The project brings together groups with expertise spanning materials synthesis, kinetic & mechanistic analysis, homogeneous catalysis, Ionic Liquids (IL), reactor engineering and modelling/fluid dynamics to develop improved catalytic processes for biofuels synthesis. New catalytic materials will be developed possessing improved hydrothermal stability and pore structures to minimize internal mass transport for biofuels synthesis via aqueous phase reforming (APR) and hydrodeoxygenation (HDO) of pyrolysis oil, with process optimization aided by modeling and fluid dynamic studies. Novel routes to bio-butanol will also be investigated using immobilized homogeneous complexes. The project spans both the catalysis by design, chemical transformations and the energy theme and requires a multidisciplinary approach encompassing theory/experiment and science/engineering.

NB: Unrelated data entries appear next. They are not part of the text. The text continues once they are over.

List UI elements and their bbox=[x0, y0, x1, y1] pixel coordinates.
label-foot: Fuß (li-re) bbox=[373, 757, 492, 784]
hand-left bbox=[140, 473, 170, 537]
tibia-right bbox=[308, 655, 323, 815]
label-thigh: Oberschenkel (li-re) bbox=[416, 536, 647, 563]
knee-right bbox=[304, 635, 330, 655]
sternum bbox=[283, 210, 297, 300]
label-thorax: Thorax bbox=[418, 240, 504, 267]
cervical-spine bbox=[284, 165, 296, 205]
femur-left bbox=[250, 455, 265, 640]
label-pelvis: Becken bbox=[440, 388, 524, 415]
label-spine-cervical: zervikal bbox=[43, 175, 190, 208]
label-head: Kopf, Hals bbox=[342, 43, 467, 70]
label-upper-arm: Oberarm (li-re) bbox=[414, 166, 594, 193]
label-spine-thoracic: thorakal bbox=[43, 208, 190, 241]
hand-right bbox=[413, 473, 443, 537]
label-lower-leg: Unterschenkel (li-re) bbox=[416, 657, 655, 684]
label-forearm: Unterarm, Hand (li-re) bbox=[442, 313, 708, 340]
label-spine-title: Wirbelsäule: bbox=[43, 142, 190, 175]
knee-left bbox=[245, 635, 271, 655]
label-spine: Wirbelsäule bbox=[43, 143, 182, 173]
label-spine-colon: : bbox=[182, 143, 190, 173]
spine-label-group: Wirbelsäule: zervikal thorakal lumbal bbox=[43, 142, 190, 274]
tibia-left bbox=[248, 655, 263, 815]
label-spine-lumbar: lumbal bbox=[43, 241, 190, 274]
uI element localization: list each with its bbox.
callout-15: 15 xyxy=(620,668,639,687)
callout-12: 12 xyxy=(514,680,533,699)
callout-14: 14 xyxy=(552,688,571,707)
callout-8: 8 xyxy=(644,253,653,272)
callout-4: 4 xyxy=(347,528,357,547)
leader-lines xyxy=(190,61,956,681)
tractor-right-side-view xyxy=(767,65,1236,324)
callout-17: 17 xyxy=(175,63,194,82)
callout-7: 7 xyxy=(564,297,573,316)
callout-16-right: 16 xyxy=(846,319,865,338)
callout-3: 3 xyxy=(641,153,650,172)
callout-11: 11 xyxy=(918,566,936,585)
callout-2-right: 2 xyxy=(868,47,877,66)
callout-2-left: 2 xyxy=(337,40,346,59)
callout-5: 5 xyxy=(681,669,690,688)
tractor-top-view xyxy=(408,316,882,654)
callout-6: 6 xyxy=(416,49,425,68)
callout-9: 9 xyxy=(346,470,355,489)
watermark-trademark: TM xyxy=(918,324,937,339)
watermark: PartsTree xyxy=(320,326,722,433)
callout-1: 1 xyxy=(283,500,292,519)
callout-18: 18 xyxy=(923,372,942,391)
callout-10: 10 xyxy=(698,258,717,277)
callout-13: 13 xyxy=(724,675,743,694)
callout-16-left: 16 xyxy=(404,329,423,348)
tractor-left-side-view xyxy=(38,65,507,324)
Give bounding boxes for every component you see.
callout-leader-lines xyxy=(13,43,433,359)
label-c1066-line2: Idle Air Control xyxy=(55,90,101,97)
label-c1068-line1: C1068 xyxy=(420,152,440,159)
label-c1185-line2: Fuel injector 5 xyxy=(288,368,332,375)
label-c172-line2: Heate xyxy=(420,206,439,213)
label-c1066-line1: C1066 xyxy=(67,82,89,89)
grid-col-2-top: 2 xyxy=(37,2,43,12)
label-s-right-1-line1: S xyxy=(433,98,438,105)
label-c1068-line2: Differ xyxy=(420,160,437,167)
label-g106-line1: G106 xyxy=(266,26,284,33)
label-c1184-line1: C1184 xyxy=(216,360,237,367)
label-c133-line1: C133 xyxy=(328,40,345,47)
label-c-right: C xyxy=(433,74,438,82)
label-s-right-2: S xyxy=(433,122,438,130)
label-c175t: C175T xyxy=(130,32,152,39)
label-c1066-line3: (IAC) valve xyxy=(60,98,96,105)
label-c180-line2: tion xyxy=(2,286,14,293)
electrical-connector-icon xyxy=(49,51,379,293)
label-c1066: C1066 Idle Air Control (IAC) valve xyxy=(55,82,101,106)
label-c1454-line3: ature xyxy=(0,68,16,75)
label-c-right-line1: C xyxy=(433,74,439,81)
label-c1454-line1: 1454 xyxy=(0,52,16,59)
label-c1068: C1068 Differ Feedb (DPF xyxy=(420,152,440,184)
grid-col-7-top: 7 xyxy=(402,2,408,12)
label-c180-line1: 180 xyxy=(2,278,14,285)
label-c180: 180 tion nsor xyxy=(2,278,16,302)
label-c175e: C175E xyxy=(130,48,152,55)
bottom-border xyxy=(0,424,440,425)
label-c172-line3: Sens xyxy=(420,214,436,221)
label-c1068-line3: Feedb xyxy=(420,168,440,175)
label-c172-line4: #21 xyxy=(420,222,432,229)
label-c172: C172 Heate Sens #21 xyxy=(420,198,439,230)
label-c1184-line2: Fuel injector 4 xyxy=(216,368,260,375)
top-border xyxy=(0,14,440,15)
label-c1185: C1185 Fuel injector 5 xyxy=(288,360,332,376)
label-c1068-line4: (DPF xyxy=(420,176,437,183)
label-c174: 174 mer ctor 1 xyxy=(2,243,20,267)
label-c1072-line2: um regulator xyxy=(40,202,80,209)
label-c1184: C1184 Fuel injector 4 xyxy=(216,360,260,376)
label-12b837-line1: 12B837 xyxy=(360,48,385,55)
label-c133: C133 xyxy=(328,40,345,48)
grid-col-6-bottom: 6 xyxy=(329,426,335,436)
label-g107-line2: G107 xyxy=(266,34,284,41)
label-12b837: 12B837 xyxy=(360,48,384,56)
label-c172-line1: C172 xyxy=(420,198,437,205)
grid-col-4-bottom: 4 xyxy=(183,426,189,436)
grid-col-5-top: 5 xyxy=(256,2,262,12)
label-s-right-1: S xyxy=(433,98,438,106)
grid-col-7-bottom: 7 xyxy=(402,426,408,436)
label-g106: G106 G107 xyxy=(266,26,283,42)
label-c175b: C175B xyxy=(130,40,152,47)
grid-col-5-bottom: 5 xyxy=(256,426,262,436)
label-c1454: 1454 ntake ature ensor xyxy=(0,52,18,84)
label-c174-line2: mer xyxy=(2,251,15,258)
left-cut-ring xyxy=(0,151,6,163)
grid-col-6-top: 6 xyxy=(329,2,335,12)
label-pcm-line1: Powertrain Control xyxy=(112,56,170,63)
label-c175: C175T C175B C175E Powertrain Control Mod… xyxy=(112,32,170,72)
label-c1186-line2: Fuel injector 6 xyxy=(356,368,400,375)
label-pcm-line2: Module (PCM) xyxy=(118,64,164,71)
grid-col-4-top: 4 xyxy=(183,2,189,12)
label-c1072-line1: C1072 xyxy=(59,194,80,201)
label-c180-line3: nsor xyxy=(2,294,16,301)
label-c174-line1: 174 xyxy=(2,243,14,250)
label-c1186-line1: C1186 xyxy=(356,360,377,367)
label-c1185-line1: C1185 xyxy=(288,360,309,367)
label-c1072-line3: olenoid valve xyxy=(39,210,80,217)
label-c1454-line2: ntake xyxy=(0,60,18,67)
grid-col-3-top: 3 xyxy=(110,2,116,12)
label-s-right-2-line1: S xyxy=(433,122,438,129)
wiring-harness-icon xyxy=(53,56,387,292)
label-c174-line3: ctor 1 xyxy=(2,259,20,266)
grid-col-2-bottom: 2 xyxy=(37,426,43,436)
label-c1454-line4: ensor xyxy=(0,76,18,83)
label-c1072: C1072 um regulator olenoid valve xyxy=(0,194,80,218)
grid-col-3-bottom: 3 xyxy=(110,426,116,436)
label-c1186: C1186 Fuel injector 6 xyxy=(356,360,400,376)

- Project 4:  Integrated system assessment

This project brings together groups across the entire Catalysis Hub to provide an over-arching sustainability assessment of the technological developments undertaken across the catalysis by design, energy and environmental themes. The assessment will integrate Life Cycle Analysis with Energy analysis and advanced optimization methods to assess the performance of different disciplinary theme projects, their environmental hot spots, material utilization and energy resource utilisation against benchmarked baseline cases. The project will start with the development of the LCA framework for the benchmarked baseline cases while new technology developments are being investigated within the Hub and new results become available to feed into a comparative analysis. The project is at the interface between science and engineering, it links the experimental/theoretical developments undertaken within the Hub to a process system engineering approach, and its success is dependent on strong collaborations between the groups involved.